Bishop of Salisbury backs gay marriage
The new Bishop of Salisbury, The Rt Revd Nick Holtam, has spoken out in support of gay marriage.
Bishop Holtam made the comments in an interview with the Times today ahead of the meeting of the General Synod next week, where civil partnerships in churches and equal marriage are to be discussed.
He said: “We are living in a different society. If there’s a gay couple in The Archers, if there’s that form of public recognition in popular soaps, we are dealing with something which has got common currency. All of us have friends, families, relatives, neighbours who are, or who know someone, in same-sex partnerships.”
He said he was “no longer convinced” marriage should be between a man and a woman.
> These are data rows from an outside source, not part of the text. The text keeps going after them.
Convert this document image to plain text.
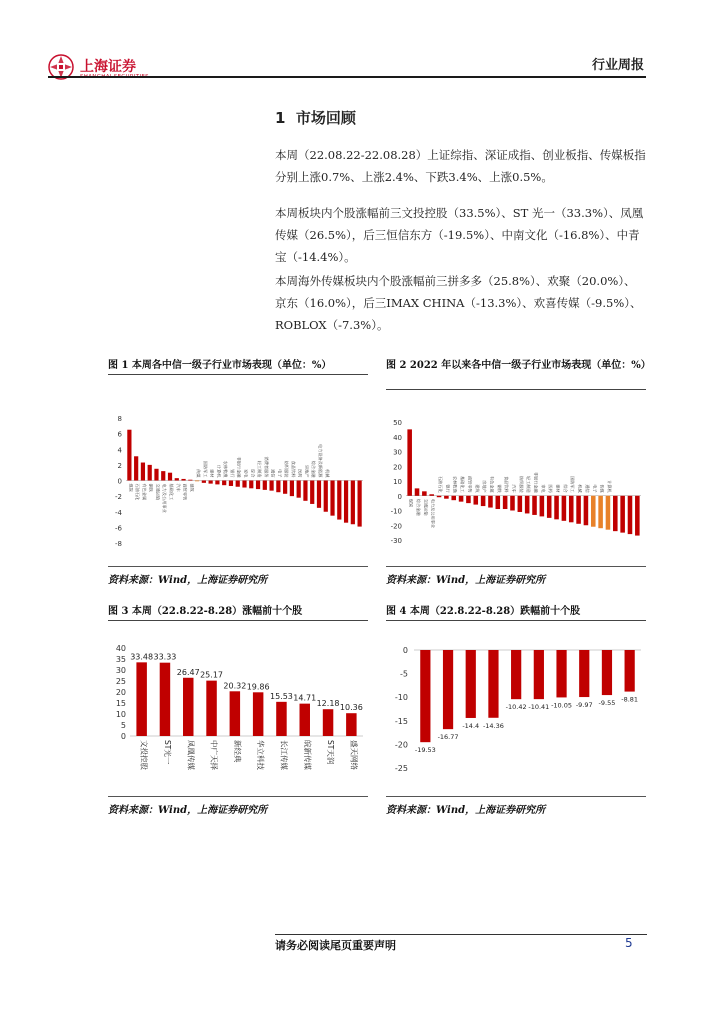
上海证券	行业周报
1 市场回顾
本周（22.08.22-22.08.28）上证综指、深证成指、创业板指、传媒板指分别上涨0.7%、上涨2.4%、下跌3.4%、上涨0.5%。
本周板块内个股涨幅前三文投控股（33.5%）、ST 光一（33.3%）、凤凰传媒（26.5%），后三恒信东方（-19.5%）、中南文化（-16.8%）、中青宝（-14.4%）。
本周海外传媒板块内个股涨幅前三拼多多（25.8%）、欢聚（20.0%）、京东（16.0%），后三IMAX CHINA（-13.3%）、欢喜传媒（-9.5%）、ROBLOX（-7.3%）。
图 1 本周各中信一级子行业市场表现（单位：%）	图 2 2022 年以来各中信一级子行业市场表现（单位：%）
8
6
4
2
0
-2
-4
-6
-8
煤炭 石油石化 有色金属 钢铁 交通运输 电力及公用事业 基础化工 汽车 商贸零售 建筑
传媒 国防军工 建材 计算机 农林牧渔 银行 非银行金融 家电 综合 轻工制造 消费者服务 通信 电子 纺织服装 食品饮料 医药 房地产 综合金融 电力设备及新能源 机械
50
40
30
20
10
0
-10
-20
-30
煤炭 综合金融 交通运输 电力及公用事业
石油石化 银行 农林牧渔 基础化工 商贸零售 建筑 房地产 有色金属 钢铁 食品饮料 汽车 纺织服装 轻工制造 非银行金融 家电 医药 建材 综合 国防军工 机械 通信 电子 传媒 计算机
资料来源：Wind，上海证券研究所	资料来源：Wind，上海证券研究所
图 3 本周（22.8.22-8.28）涨幅前十个股	图 4 本周（22.8.22-8.28）跌幅前十个股
40
35
30
25
20
15
10
5
0
33.48 33.33
26.47 25.17
20.32 19.86
15.53 14.71
12.18 10.36
文投控股 ST光一 凤凰传媒 中广天择 新经典 华立科技 长江传媒 皖新传媒 ST天润 盛天网络
0
-5
-10
-15
-20
-25
-19.53
-16.77
-14.4 -14.36
-10.42 -10.41 -10.05 -9.97 -9.55 -8.81
资料来源：Wind，上海证券研究所	资料来源：Wind，上海证券研究所
请务必阅读尾页重要声明	5
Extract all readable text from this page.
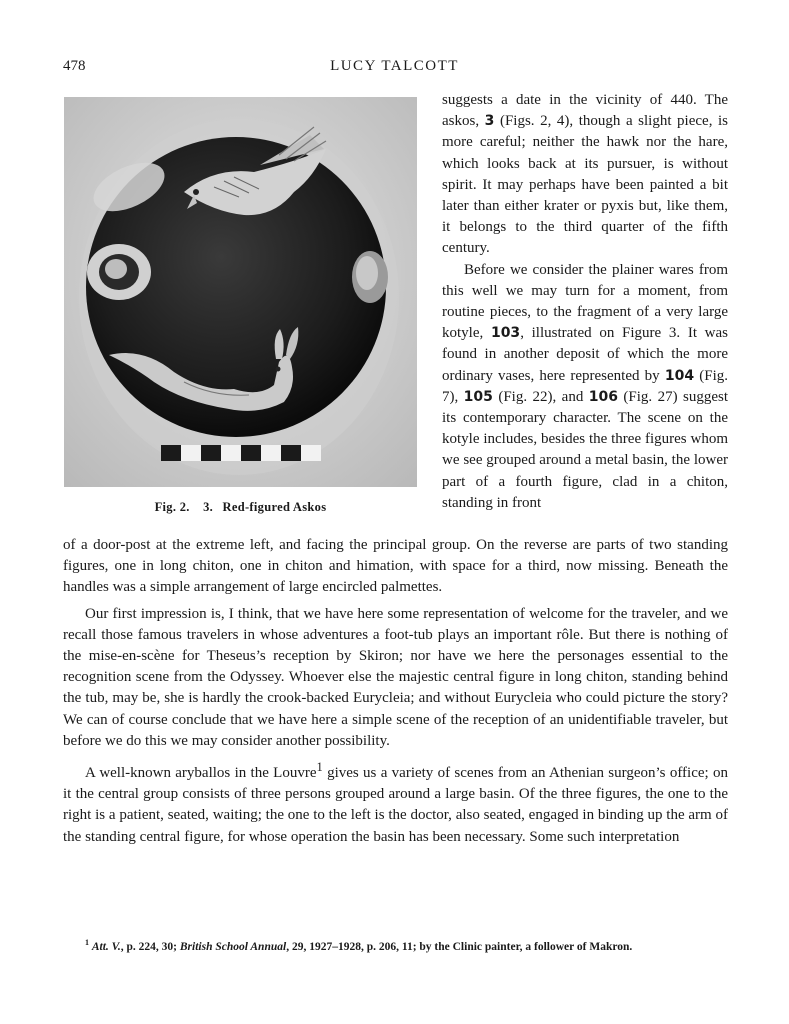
478	LUCY TALCOTT
Fig. 2. 3. Red-figured Askos

suggests a date in the vicinity of 440. The askos, 3 (Figs. 2, 4), though a slight piece, is more careful; neither the hawk nor the hare, which looks back at its pursuer, is without spirit. It may perhaps have been painted a bit later than either krater or pyxis but, like them, it belongs to the third quarter of the fifth century.

Before we consider the plainer wares from this well we may turn for a moment, from routine pieces, to the fragment of a very large kotyle, 103, illustrated on Figure 3. It was found in another deposit of which the more ordinary vases, here represented by 104 (Fig. 7), 105 (Fig. 22), and 106 (Fig. 27) suggest its contemporary character. The scene on the kotyle includes, besides the three figures whom we see grouped around a metal basin, the lower part of a fourth figure, clad in a chiton, standing in front

of a door-post at the extreme left, and facing the principal group. On the reverse are parts of two standing figures, one in long chiton, one in chiton and himation, with space for a third, now missing. Beneath the handles was a simple arrangement of large encircled palmettes.

Our first impression is, I think, that we have here some representation of welcome for the traveler, and we recall those famous travelers in whose adventures a foot-tub plays an important rôle. But there is nothing of the mise-en-scène for Theseus’s reception by Skiron; nor have we here the personages essential to the recognition scene from the Odyssey. Whoever else the majestic central figure in long chiton, standing behind the tub, may be, she is hardly the crook-backed Eurycleia; and without Eurycleia who could picture the story? We can of course conclude that we have here a simple scene of the reception of an unidentifiable traveler, but before we do this we may consider another possibility.

A well-known aryballos in the Louvre$^1$ gives us a variety of scenes from an Athenian surgeon’s office; on it the central group consists of three persons grouped around a large basin. Of the three figures, the one to the right is a patient, seated, waiting; the one to the left is the doctor, also seated, engaged in binding up the arm of the standing central figure, for whose operation the basin has been necessary. Some such interpretation

$^1$ Att. V., p. 224, 30; British School Annual, 29, 1927–1928, p. 206, 11; by the Clinic painter, a follower of Makron.
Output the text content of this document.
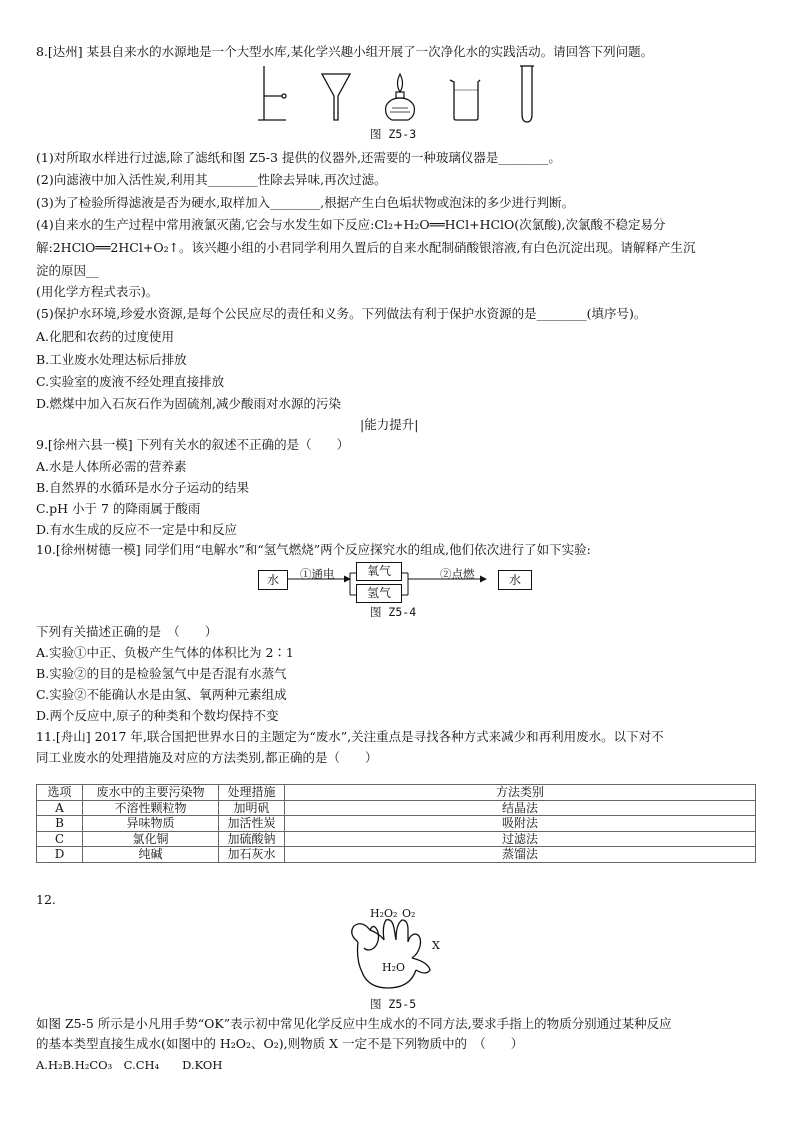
8.[达州] 某县自来水的水源地是一个大型水库,某化学兴趣小组开展了一次净化水的实践活动。请回答下列问题。
图 Z5-3
(1)对所取水样进行过滤,除了滤纸和图 Z5-3 提供的仪器外,还需要的一种玻璃仪器是________。
(2)向滤液中加入活性炭,利用其________性除去异味,再次过滤。
(3)为了检验所得滤液是否为硬水,取样加入________,根据产生白色垢状物或泡沫的多少进行判断。
(4)自来水的生产过程中常用液氯灭菌,它会与水发生如下反应:Cl₂+H₂O══HCl+HClO(次氯酸),次氯酸不稳定易分
解:2HClO══2HCl+O₂↑。该兴趣小组的小君同学利用久置后的自来水配制硝酸银溶液,有白色沉淀出现。请解释产生沉
淀的原因__
(用化学方程式表示)。
(5)保护水环境,珍爱水资源,是每个公民应尽的责任和义务。下列做法有利于保护水资源的是________(填序号)。
A.化肥和农药的过度使用
B.工业废水处理达标后排放
C.实验室的废液不经处理直接排放
D.燃煤中加入石灰石作为固硫剂,减少酸雨对水源的污染
|能力提升|
9.[徐州六县一模] 下列有关水的叙述不正确的是（　　）
A.水是人体所必需的营养素
B.自然界的水循环是水分子运动的结果
C.pH 小于 7 的降雨属于酸雨
D.有水生成的反应不一定是中和反应
10.[徐州树德一模] 同学们用“电解水”和“氢气燃烧”两个反应探究水的组成,他们依次进行了如下实验:
水
氧气
氢气
水
①通电	②点燃
图 Z5-4
下列有关描述正确的是　（　　）
A.实验①中正、负极产生气体的体积比为 2∶1
B.实验②的目的是检验氢气中是否混有水蒸气
C.实验②不能确认水是由氢、氧两种元素组成
D.两个反应中,原子的种类和个数均保持不变
11.[舟山] 2017 年,联合国把世界水日的主题定为“废水”,关注重点是寻找各种方式来减少和再利用废水。以下对不
同工业废水的处理措施及对应的方法类别,都正确的是（　　）
选项	废水中的主要污染物	处理措施	方法类别
A	不溶性颗粒物	加明矾	结晶法
B	异味物质	加活性炭	吸附法
C	氯化铜	加硫酸钠	过滤法
D	纯碱	加石灰水	蒸馏法
12.
H₂O₂ O₂
X
H₂O
图 Z5-5
如图 Z5-5 所示是小凡用手势“OK”表示初中常见化学反应中生成水的不同方法,要求手指上的物质分别通过某种反应
的基本类型直接生成水(如图中的 H₂O₂、O₂),则物质 X 一定不是下列物质中的　（　　）
A.H₂B.H₂CO₃　C.CH₄　　D.KOH
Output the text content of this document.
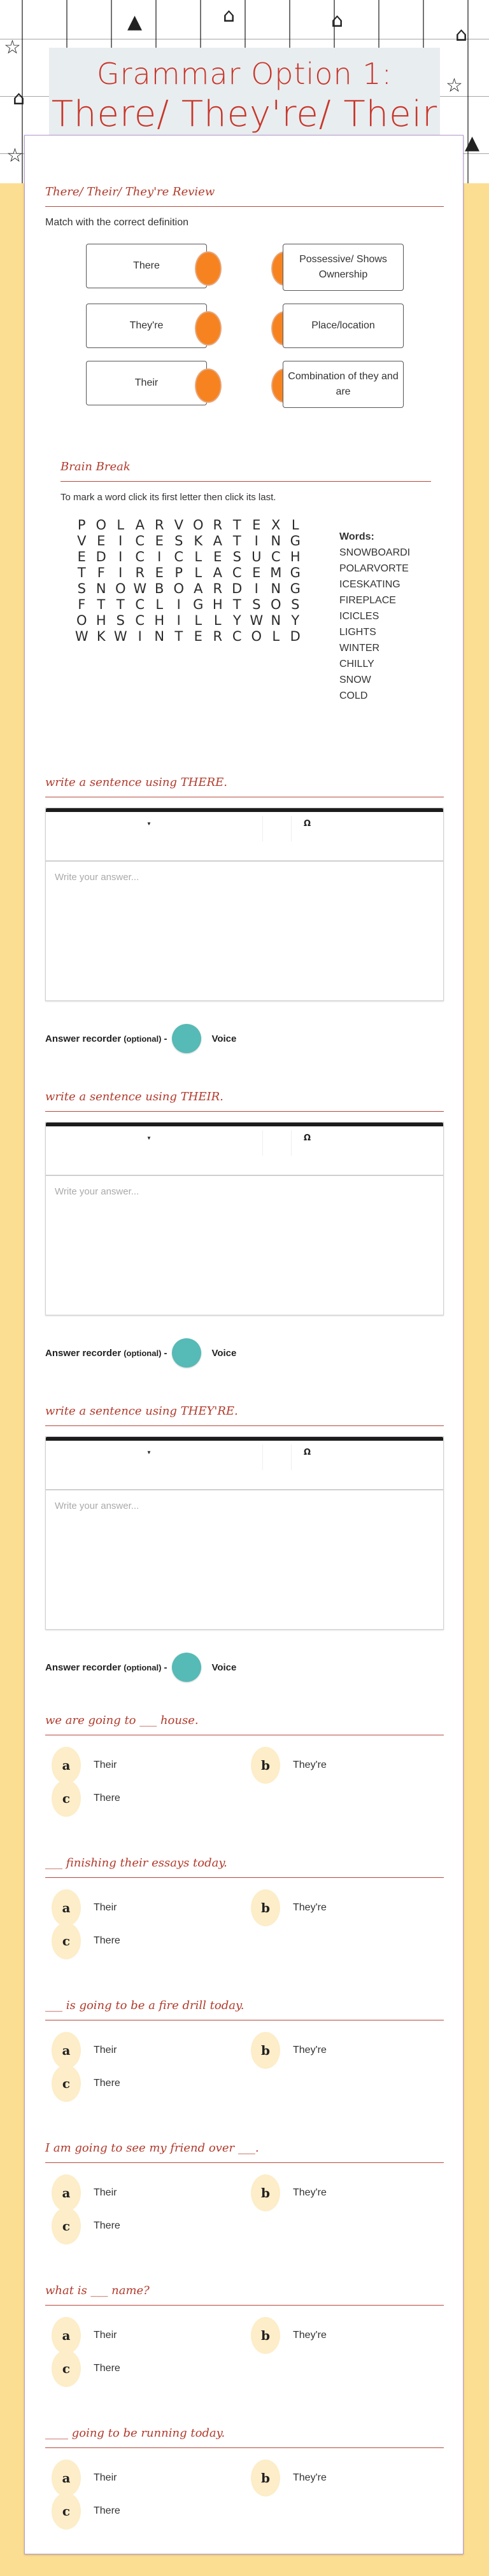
☆
⌂
☆
☆
⌂
▲
⌂
▲	⌂
Grammar Option 1:
There/ They're/ Their
There/ Their/ They're Review
Match with the correct definition
There
Possessive/ Shows Ownership
They're	Place/location
Their
Combination of they and are
Brain Break
To mark a word click its first letter then click its last.
P O L A R V O R T E X L
V E I C E S K A T I N G
E D I C I C L E S U C H
T F	I R E P L A C E M G
S N O W B O A R D I N G
F T T C L	I G H T S O S
O H S C H I	L L Y W N Y
W K W I N T E R C O L D
Words:
SNOWBOARDI
POLARVORTE
ICESKATING
FIREPLACE
ICICLES
LIGHTS
WINTER
CHILLY
SNOW
COLD
write a sentence using THERE.
▼	Ω
Write your answer...
Answer recorder (optional) -	Voice
write a sentence using THEIR.
▼	Ω
Write your answer...
Answer recorder (optional) -	Voice
write a sentence using THEY'RE.
▼	Ω
Write your answer...
Answer recorder (optional) -	Voice
we are going to ___ house.
a	Their	b	They're
c	There
___ finishing their essays today.
a	Their	b	They're
c	There
___ is going to be a fire drill today.
a	Their	b	They're
c	There
I am going to see my friend over ___.
a	Their	b	They're
c	There
what is ___ name?
a	Their	b	They're
c	There
____ going to be running today.
a	Their	b	They're
c	There
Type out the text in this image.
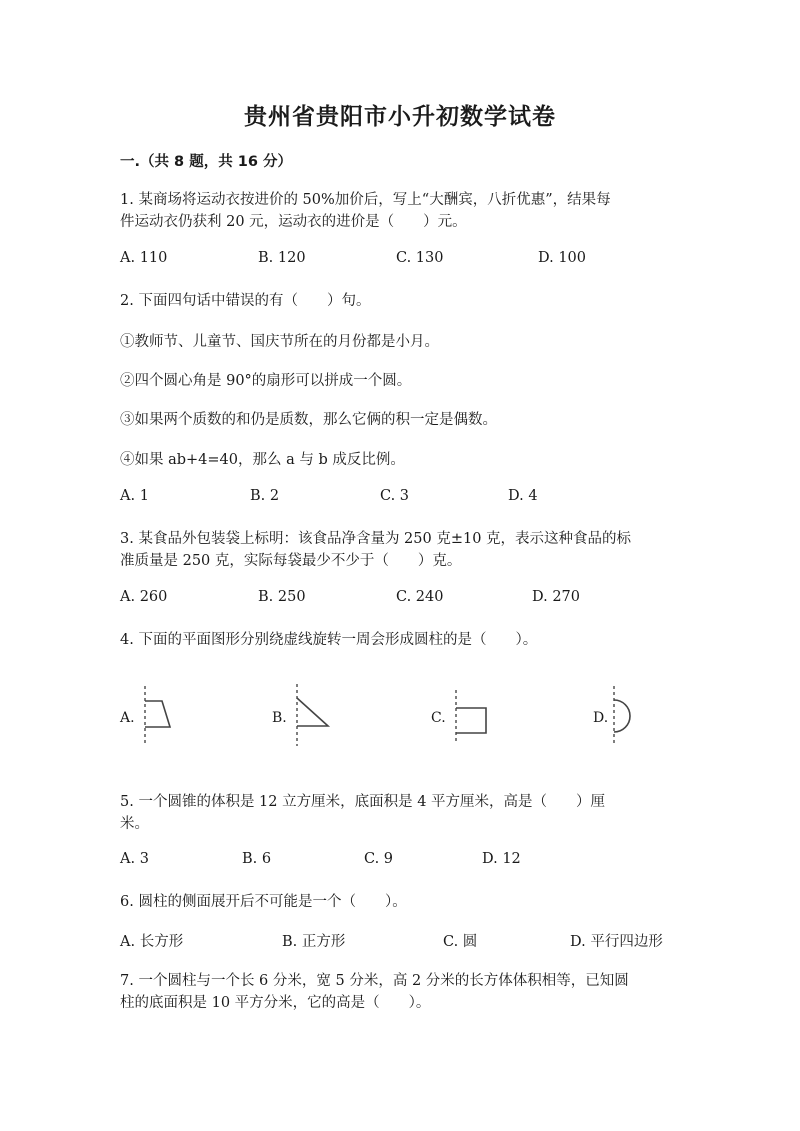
贵州省贵阳市小升初数学试卷
一.（共 8 题，共 16 分）
1. 某商场将运动衣按进价的 50%加价后，写上“大酬宾，八折优惠”，结果每
件运动衣仍获利 20 元，运动衣的进价是（　　）元。
A. 110	B. 120	C. 130	D. 100
2. 下面四句话中错误的有（　　）句。
①教师节、儿童节、国庆节所在的月份都是小月。
②四个圆心角是 90°的扇形可以拼成一个圆。
③如果两个质数的和仍是质数，那么它俩的积一定是偶数。
④如果 ab+4=40，那么 a 与 b 成反比例。
A. 1	B. 2	C. 3	D. 4
3. 某食品外包装袋上标明：该食品净含量为 250 克±10 克，表示这种食品的标
准质量是 250 克，实际每袋最少不少于（　　）克。
A. 260	B. 250	C. 240	D. 270
4. 下面的平面图形分别绕虚线旋转一周会形成圆柱的是（　　）。
A.	B.	C.	D.
5. 一个圆锥的体积是 12 立方厘米，底面积是 4 平方厘米，高是（　　）厘
米。
A. 3	B. 6	C. 9	D. 12
6. 圆柱的侧面展开后不可能是一个（　　）。
A. 长方形	B. 正方形	C. 圆	D. 平行四边形
7. 一个圆柱与一个长 6 分米，宽 5 分米，高 2 分米的长方体体积相等，已知圆
柱的底面积是 10 平方分米，它的高是（　　）。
Bishop Holtam, who is married with four children, was installed in Salisbury in October last year, after having been the vicar of St Martin in the Fields in central London.
He continued: “I think same-sex couples that I know who have formed a partnership have in many respects a relationship which is similar to a marriage and which I now think of as marriage.
“And of course now you can’t really say that a marriage is defined by the possibility of having children. Contraception created a barrier in that line of argument. Would you say that an infertile couple who were knowingly infertile when they got married, weren’t in a proper marriage? No you wouldn’t.”
Bishop Holtam acknowledged the importance the Church has given to marriage producing children, but said he saw perception changing, and argued that children could not be “the single defining criteria” of marriage.
Earlier this month, the Very Rev Jeffrey John, Dean of St Albans, said he would consider suing the Church over its decisions not to promote him to bishop.
The 58-year-old, was forced to give up his appointment as Bishop of Reading in 2003 due to his relationship with another priest and was blocked from the post Bishop of Southwark in 2010, a position Bishop Holtam was also considered for. It is now held by The Rt Revd Christopher Chessun.
A memo leaked by Colin Slee, the late Dean of Southwark Cathedral made the claim that there were already several gay bishops who had “been less than candid about their domestic arrangements and who, in a conspiracy of silence, have been appointed to senior positions”.
It added: “This situation cannot endure. Exposure of the reality would be nuclear.”